All the money he can raise is from his principal cities, where alone it circulates. The revenue from this is much less compared to if the money circulated through the whole state. This diminution of the revenue causes the public’s poverty when the sovereign receives less money. The same money will also circulate less during times of low productivity and lack of commerce. It will cause an increase in prices which will cause poverty.
Historians commonly remark that any state that lacks money is weak, even if it is fertile, populous, and well cultivated. This is wrong.
The lack of money can never injure any state within itself, because people and commodities are the real strength of any community. It is the simple manner of living which here hurts the public by:
- confining money to a few hands
- preventing the circulation of goods
On the contrary, industry and refinements integrate goods with the whole state, however small its quantity may be. They digest it into every vein. It makes it enter into every transaction and contract. No hand is entirely empty of it. It causes prices to fall, which gives the sovereign a double advantage:
- He may draw money by his taxes from every part of the state.

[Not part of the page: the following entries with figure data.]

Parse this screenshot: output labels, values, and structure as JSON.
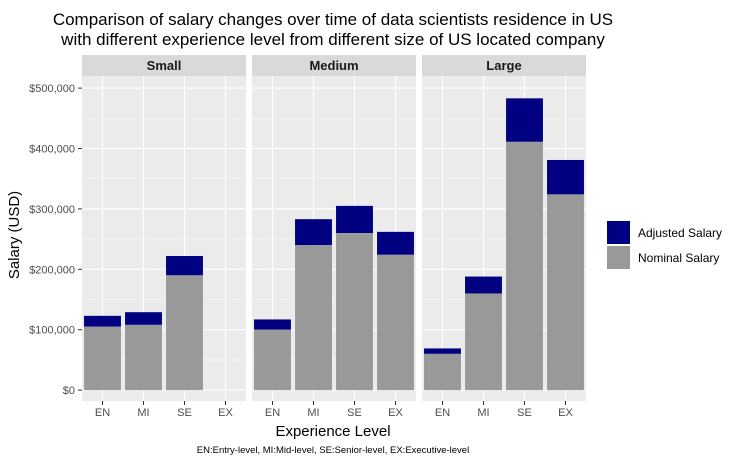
{
  "chart_data": {
    "type": "bar",
    "stacked": true,
    "title_lines": [
      "Comparison of salary changes over time of data scientists residence in US",
      "with different experience level from different size of US located company"
    ],
    "xlabel": "Experience Level",
    "ylabel": "Salary (USD)",
    "caption": "EN:Entry-level, MI:Mid-level, SE:Senior-level, EX:Executive-level",
    "categories": [
      "EN",
      "MI",
      "SE",
      "EX"
    ],
    "y_ticks": [
      "$0",
      "$100,000",
      "$200,000",
      "$300,000",
      "$400,000",
      "$500,000"
    ],
    "y_tick_values": [
      0,
      100000,
      200000,
      300000,
      400000,
      500000
    ],
    "ylim": [
      -18000,
      520000
    ],
    "grid": true,
    "legend_position": "right",
    "legend": [
      {
        "label": "Adjusted Salary",
        "color": "#000080"
      },
      {
        "label": "Nominal Salary",
        "color": "#999999"
      }
    ],
    "panels": [
      {
        "name": "Small",
        "bars": [
          {
            "category": "EN",
            "nominal": 105000,
            "adjusted_total": 123000
          },
          {
            "category": "MI",
            "nominal": 108000,
            "adjusted_total": 129000
          },
          {
            "category": "SE",
            "nominal": 190000,
            "adjusted_total": 222000
          },
          {
            "category": "EX",
            "nominal": null,
            "adjusted_total": null
          }
        ]
      },
      {
        "name": "Medium",
        "bars": [
          {
            "category": "EN",
            "nominal": 100000,
            "adjusted_total": 117000
          },
          {
            "category": "MI",
            "nominal": 240000,
            "adjusted_total": 283000
          },
          {
            "category": "SE",
            "nominal": 260000,
            "adjusted_total": 305000
          },
          {
            "category": "EX",
            "nominal": 224000,
            "adjusted_total": 262000
          }
        ]
      },
      {
        "name": "Large",
        "bars": [
          {
            "category": "EN",
            "nominal": 60000,
            "adjusted_total": 69000
          },
          {
            "category": "MI",
            "nominal": 160000,
            "adjusted_total": 188000
          },
          {
            "category": "SE",
            "nominal": 411000,
            "adjusted_total": 483000
          },
          {
            "category": "EX",
            "nominal": 324000,
            "adjusted_total": 381000
          }
        ]
      }
    ]
  }
}
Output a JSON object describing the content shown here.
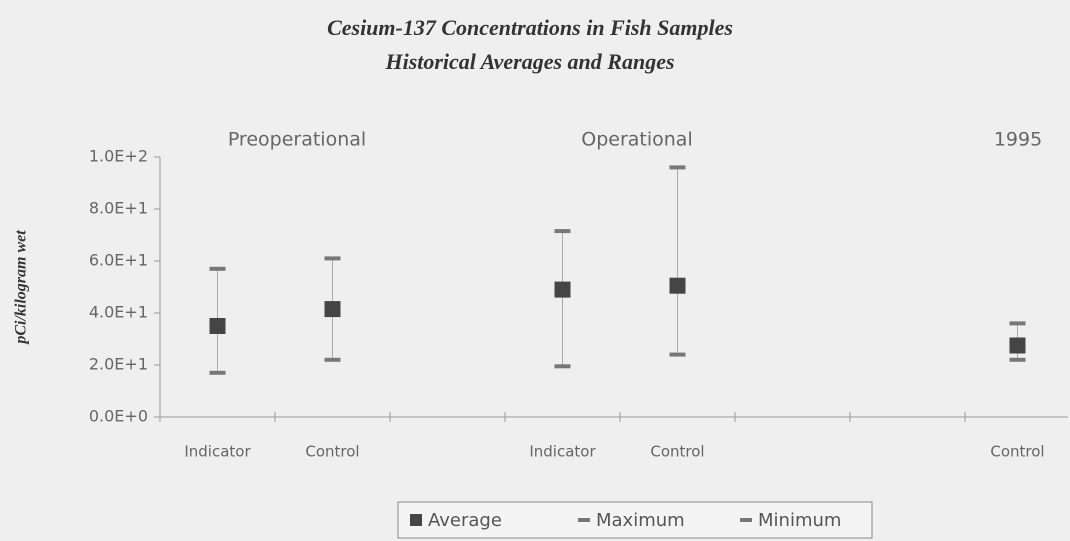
{
  "chart_data": {
    "type": "hilo",
    "title": "Cesium-137 Concentrations in Fish Samples",
    "subtitle": "Historical Averages and Ranges",
    "y_label": "pCi/kilogram wet",
    "annotations": [
      "Preoperational",
      "Operational",
      "1995"
    ],
    "categories": [
      "Indicator",
      "Control",
      null,
      "Indicator",
      "Control",
      null,
      null,
      "Control"
    ],
    "series": [
      {
        "name": "Average",
        "color": "#454545",
        "values": [
          35,
          41.5,
          null,
          49,
          50.5,
          null,
          null,
          27.5
        ]
      },
      {
        "name": "Maximum",
        "color": "#777777",
        "values": [
          57,
          61,
          null,
          71.5,
          96,
          null,
          null,
          36
        ]
      },
      {
        "name": "Minimum",
        "color": "#777777",
        "values": [
          17,
          22,
          null,
          19.5,
          24,
          null,
          null,
          22
        ]
      }
    ],
    "ylim": [
      0,
      100
    ],
    "yticks": [
      {
        "value": 0,
        "label": "0.0E+0"
      },
      {
        "value": 20,
        "label": "2.0E+1"
      },
      {
        "value": 40,
        "label": "4.0E+1"
      },
      {
        "value": 60,
        "label": "6.0E+1"
      },
      {
        "value": 80,
        "label": "8.0E+1"
      },
      {
        "value": 100,
        "label": "1.0E+2"
      }
    ]
  }
}
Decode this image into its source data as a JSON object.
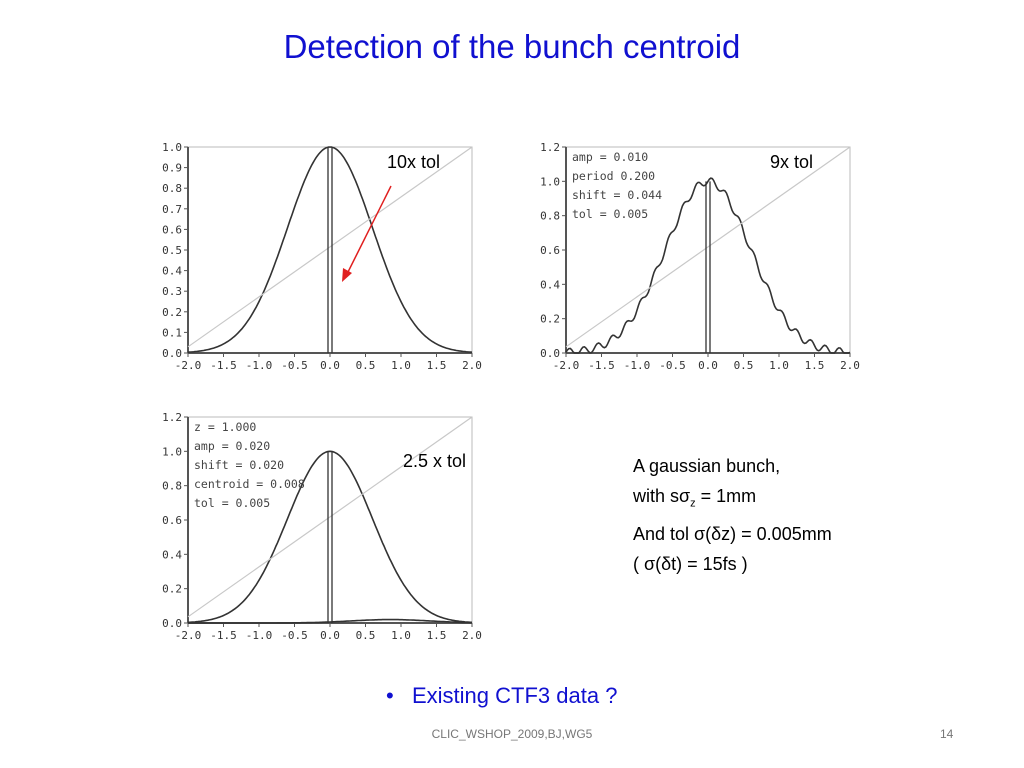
{
  "slide": {
    "title": "Detection of the bunch centroid",
    "bullet": "Existing CTF3 data ?",
    "footer": "CLIC_WSHOP_2009,BJ,WG5",
    "page_number": "14"
  },
  "labels": {
    "tol10": "10x tol",
    "tol9": "9x tol",
    "tol25": "2.5 x tol"
  },
  "description": {
    "line1": "A gaussian bunch,",
    "line2_prefix": "with sσ",
    "line2_sub": "z",
    "line2_suffix": " = 1mm",
    "line3": "And tol σ(δz) = 0.005mm",
    "line4": "( σ(δt) = 15fs )"
  },
  "chart_data": [
    {
      "type": "line",
      "x_ticks": [
        "-2.0",
        "-1.5",
        "-1.0",
        "-0.5",
        "0.0",
        "0.5",
        "1.0",
        "1.5",
        "2.0"
      ],
      "y_ticks": [
        "0.0",
        "0.1",
        "0.2",
        "0.3",
        "0.4",
        "0.5",
        "0.6",
        "0.7",
        "0.8",
        "0.9",
        "1.0"
      ],
      "xlim": [
        -2,
        2
      ],
      "ylim": [
        0,
        1.0
      ],
      "series": [
        {
          "kind": "gaussian",
          "sigma": 0.6,
          "center": 0,
          "amplitude": 1.0
        },
        {
          "kind": "diagonal"
        },
        {
          "kind": "centroid",
          "x": 0.0
        }
      ],
      "params": []
    },
    {
      "type": "line",
      "x_ticks": [
        "-2.0",
        "-1.5",
        "-1.0",
        "-0.5",
        "0.0",
        "0.5",
        "1.0",
        "1.5",
        "2.0"
      ],
      "y_ticks": [
        "0.0",
        "0.2",
        "0.4",
        "0.6",
        "0.8",
        "1.0",
        "1.2"
      ],
      "xlim": [
        -2,
        2
      ],
      "ylim": [
        0,
        1.2
      ],
      "series": [
        {
          "kind": "gaussian",
          "sigma": 0.6,
          "center": 0,
          "amplitude": 1.0,
          "ripple_amp": 0.01,
          "ripple_period": 0.2
        },
        {
          "kind": "diagonal"
        },
        {
          "kind": "centroid",
          "x": 0.0
        }
      ],
      "params": [
        "amp =  0.010",
        "period  0.200",
        "shift =  0.044",
        " tol =  0.005"
      ]
    },
    {
      "type": "line",
      "x_ticks": [
        "-2.0",
        "-1.5",
        "-1.0",
        "-0.5",
        "0.0",
        "0.5",
        "1.0",
        "1.5",
        "2.0"
      ],
      "y_ticks": [
        "0.0",
        "0.2",
        "0.4",
        "0.6",
        "0.8",
        "1.0",
        "1.2"
      ],
      "xlim": [
        -2,
        2
      ],
      "ylim": [
        0,
        1.2
      ],
      "series": [
        {
          "kind": "gaussian",
          "sigma": 0.6,
          "center": 0,
          "amplitude": 1.0
        },
        {
          "kind": "small_bump",
          "center": 0.85,
          "sigma": 0.55,
          "amplitude": 0.02
        },
        {
          "kind": "diagonal"
        },
        {
          "kind": "centroid",
          "x": 0.0
        }
      ],
      "params": [
        "z =  1.000",
        "amp =  0.020",
        "shift =  0.020",
        "centroid =  0.008",
        "tol =  0.005"
      ]
    }
  ],
  "colors": {
    "title": "#1010d0",
    "curve": "#333333",
    "diagonal": "#c8c8c8",
    "arrow": "#e02020"
  }
}
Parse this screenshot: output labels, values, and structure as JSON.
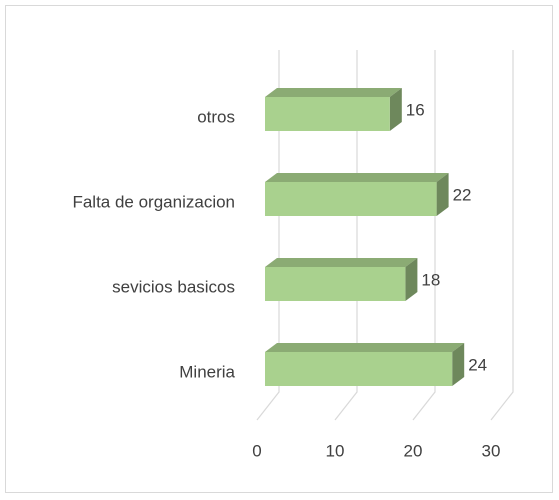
{
  "chart_data": {
    "type": "bar3d_horizontal",
    "categories": [
      "otros",
      "Falta de organizacion",
      "sevicios basicos",
      "Mineria"
    ],
    "values": [
      16,
      22,
      18,
      24
    ],
    "color": "#a9d18e",
    "xlim": [
      0,
      30
    ],
    "xticks": [
      0,
      10,
      20,
      30
    ],
    "grid": true
  }
}
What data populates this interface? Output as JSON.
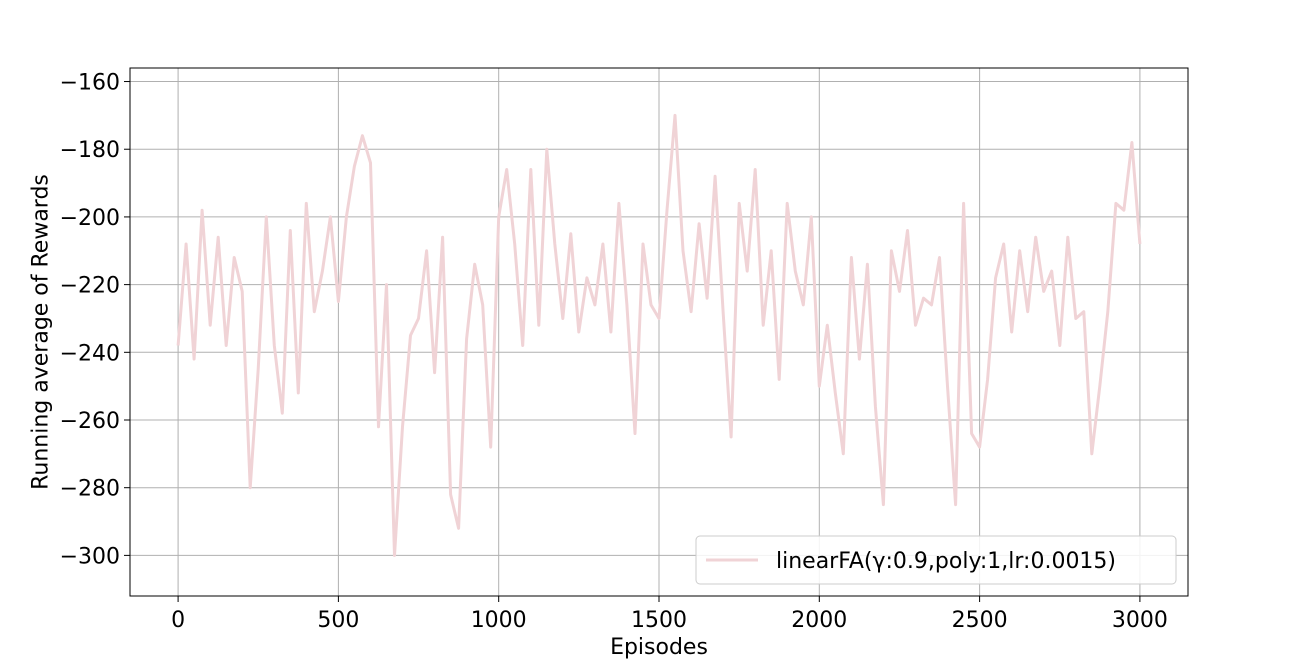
{
  "chart_data": {
    "type": "line",
    "title": "",
    "xlabel": "Episodes",
    "ylabel": "Running average of Rewards",
    "xlim": [
      -150,
      3150
    ],
    "ylim": [
      -312,
      -156
    ],
    "xticks": [
      0,
      500,
      1000,
      1500,
      2000,
      2500,
      3000
    ],
    "yticks": [
      -300,
      -280,
      -260,
      -240,
      -220,
      -200,
      -180,
      -160
    ],
    "xtick_labels": [
      "0",
      "500",
      "1000",
      "1500",
      "2000",
      "2500",
      "3000"
    ],
    "ytick_labels": [
      "−300",
      "−280",
      "−260",
      "−240",
      "−220",
      "−200",
      "−180",
      "−160"
    ],
    "grid": true,
    "legend_position": "lower-right",
    "series": [
      {
        "name": "linearFA(γ:0.9,poly:1,lr:0.0015)",
        "color": "#f0d3d6",
        "x": [
          0,
          25,
          50,
          75,
          100,
          125,
          150,
          175,
          200,
          225,
          250,
          275,
          300,
          325,
          350,
          375,
          400,
          425,
          450,
          475,
          500,
          525,
          550,
          575,
          600,
          625,
          650,
          675,
          700,
          725,
          750,
          775,
          800,
          825,
          850,
          875,
          900,
          925,
          950,
          975,
          1000,
          1025,
          1050,
          1075,
          1100,
          1125,
          1150,
          1175,
          1200,
          1225,
          1250,
          1275,
          1300,
          1325,
          1350,
          1375,
          1400,
          1425,
          1450,
          1475,
          1500,
          1525,
          1550,
          1575,
          1600,
          1625,
          1650,
          1675,
          1700,
          1725,
          1750,
          1775,
          1800,
          1825,
          1850,
          1875,
          1900,
          1925,
          1950,
          1975,
          2000,
          2025,
          2050,
          2075,
          2100,
          2125,
          2150,
          2175,
          2200,
          2225,
          2250,
          2275,
          2300,
          2325,
          2350,
          2375,
          2400,
          2425,
          2450,
          2475,
          2500,
          2525,
          2550,
          2575,
          2600,
          2625,
          2650,
          2675,
          2700,
          2725,
          2750,
          2775,
          2800,
          2825,
          2850,
          2875,
          2900,
          2925,
          2950,
          2975,
          3000
        ],
        "values": [
          -238,
          -208,
          -242,
          -198,
          -232,
          -206,
          -238,
          -212,
          -222,
          -280,
          -245,
          -200,
          -238,
          -258,
          -204,
          -252,
          -196,
          -228,
          -216,
          -200,
          -225,
          -200,
          -185,
          -176,
          -184,
          -262,
          -220,
          -300,
          -262,
          -235,
          -230,
          -210,
          -246,
          -206,
          -282,
          -292,
          -236,
          -214,
          -226,
          -268,
          -200,
          -186,
          -208,
          -238,
          -186,
          -232,
          -180,
          -208,
          -230,
          -205,
          -234,
          -218,
          -226,
          -208,
          -234,
          -196,
          -226,
          -264,
          -208,
          -226,
          -230,
          -198,
          -170,
          -210,
          -228,
          -202,
          -224,
          -188,
          -228,
          -265,
          -196,
          -216,
          -186,
          -232,
          -210,
          -248,
          -196,
          -216,
          -226,
          -200,
          -250,
          -232,
          -252,
          -270,
          -212,
          -242,
          -214,
          -256,
          -285,
          -210,
          -222,
          -204,
          -232,
          -224,
          -226,
          -212,
          -250,
          -285,
          -196,
          -264,
          -268,
          -248,
          -218,
          -208,
          -234,
          -210,
          -228,
          -206,
          -222,
          -216,
          -238,
          -206,
          -230,
          -228,
          -270,
          -250,
          -228,
          -196,
          -198,
          -178,
          -208
        ]
      }
    ]
  }
}
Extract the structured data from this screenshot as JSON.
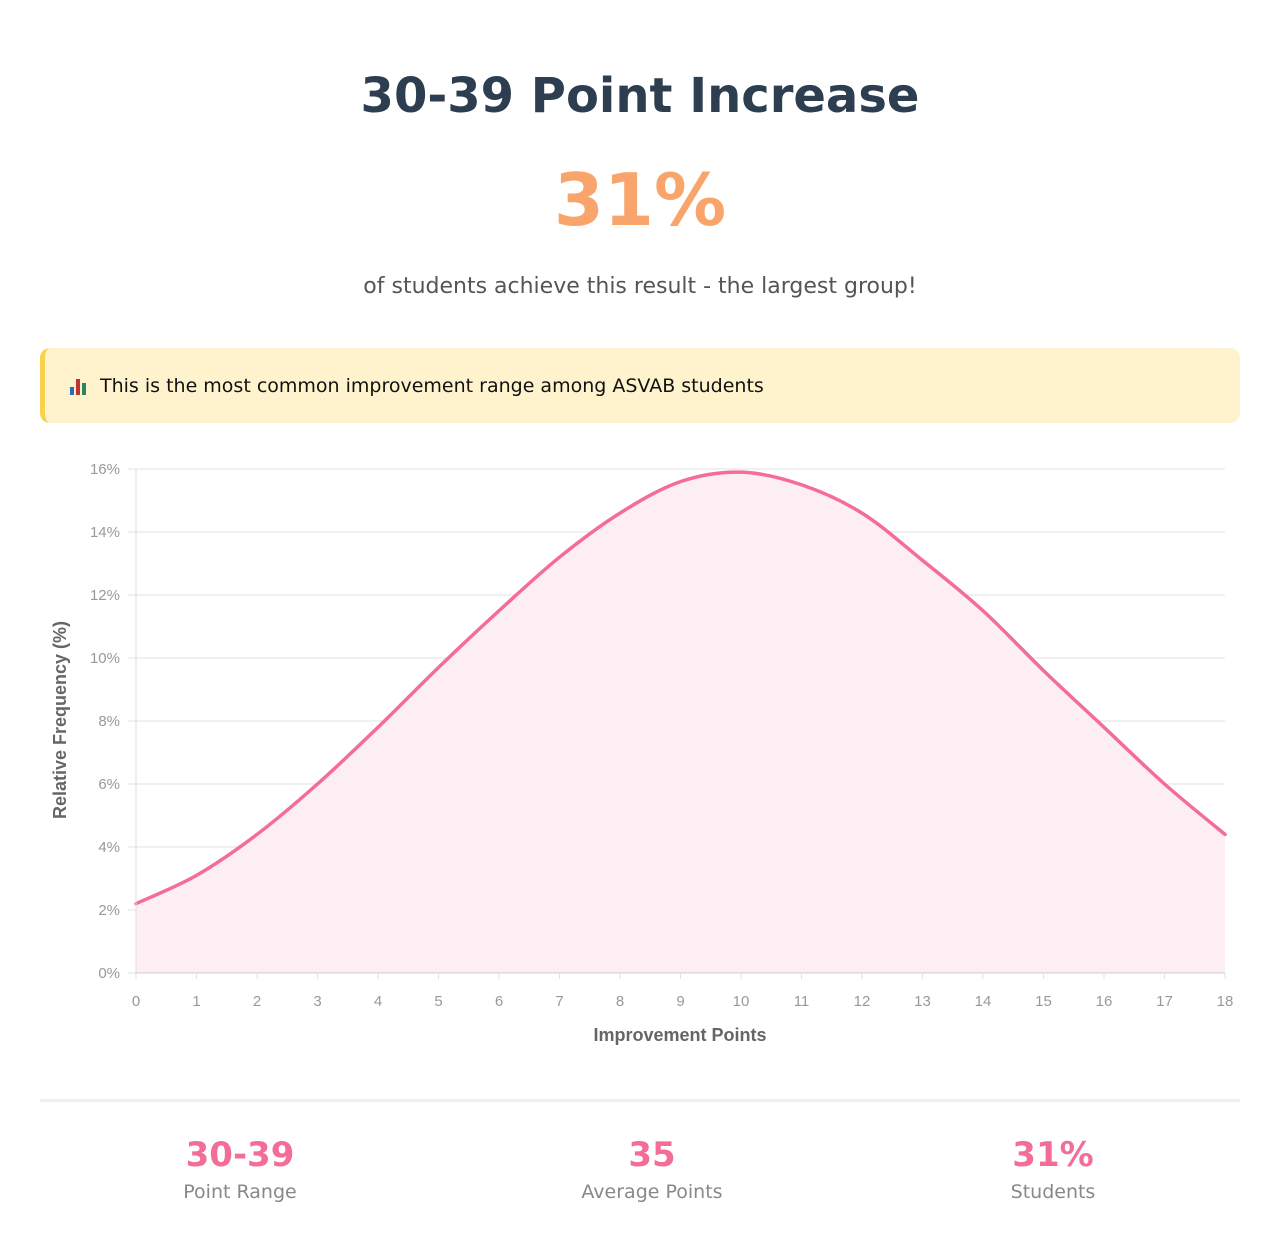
{
  "header": {
    "title": "30-39 Point Increase",
    "big_value": "31%",
    "subtitle": "of students achieve this result - the largest group!"
  },
  "callout": {
    "icon": "bar-chart-icon",
    "text": "This is the most common improvement range among ASVAB students",
    "background": "#fff3cd",
    "border_color": "#f7d24a"
  },
  "chart_data": {
    "type": "area",
    "xlabel": "Improvement Points",
    "ylabel": "Relative Frequency (%)",
    "x": [
      0,
      1,
      2,
      3,
      4,
      5,
      6,
      7,
      8,
      9,
      10,
      11,
      12,
      13,
      14,
      15,
      16,
      17,
      18
    ],
    "values": [
      2.2,
      3.1,
      4.4,
      6.0,
      7.8,
      9.7,
      11.5,
      13.2,
      14.6,
      15.6,
      15.9,
      15.5,
      14.6,
      13.1,
      11.5,
      9.6,
      7.8,
      6.0,
      4.4
    ],
    "xlim": [
      0,
      18
    ],
    "ylim": [
      0,
      16
    ],
    "y_ticks": [
      0,
      2,
      4,
      6,
      8,
      10,
      12,
      14,
      16
    ],
    "y_tick_suffix": "%",
    "grid": true,
    "legend": "none",
    "line_color": "#f36d97",
    "fill_color": "#fdeef3"
  },
  "stats": [
    {
      "value": "30-39",
      "label": "Point Range"
    },
    {
      "value": "35",
      "label": "Average Points"
    },
    {
      "value": "31%",
      "label": "Students"
    }
  ],
  "colors": {
    "title": "#2c3e50",
    "accent_orange": "#f9a46a",
    "accent_pink": "#f36d97"
  }
}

- What he receives, goes farther in every purchase and payment.
We may infer, from a comparison of prices, that money is not more plentiful in China, than it was in Europe three centuries ago. Yet China has immense power as proven by the civil and military institutions maintained by it.
Polybius tells us that provisions were so cheap in Italy during his time, that in some places, the price for a meal at the inns was a semis a head, little more than a farthing! At that time, the Romans had subdued the whole known world.
A century before that, the Carthaginian ambassador said, by way of raillery, that the Romans were the most sociable amongst themselves because in every meal, for foreign ministers, they served the same dish at every table.
The absolute quantity of the precious metals is a matter of great indifference. There are only two important circumstances:
- their gradual encrease, and
- their thorough concoction and circulation through the state.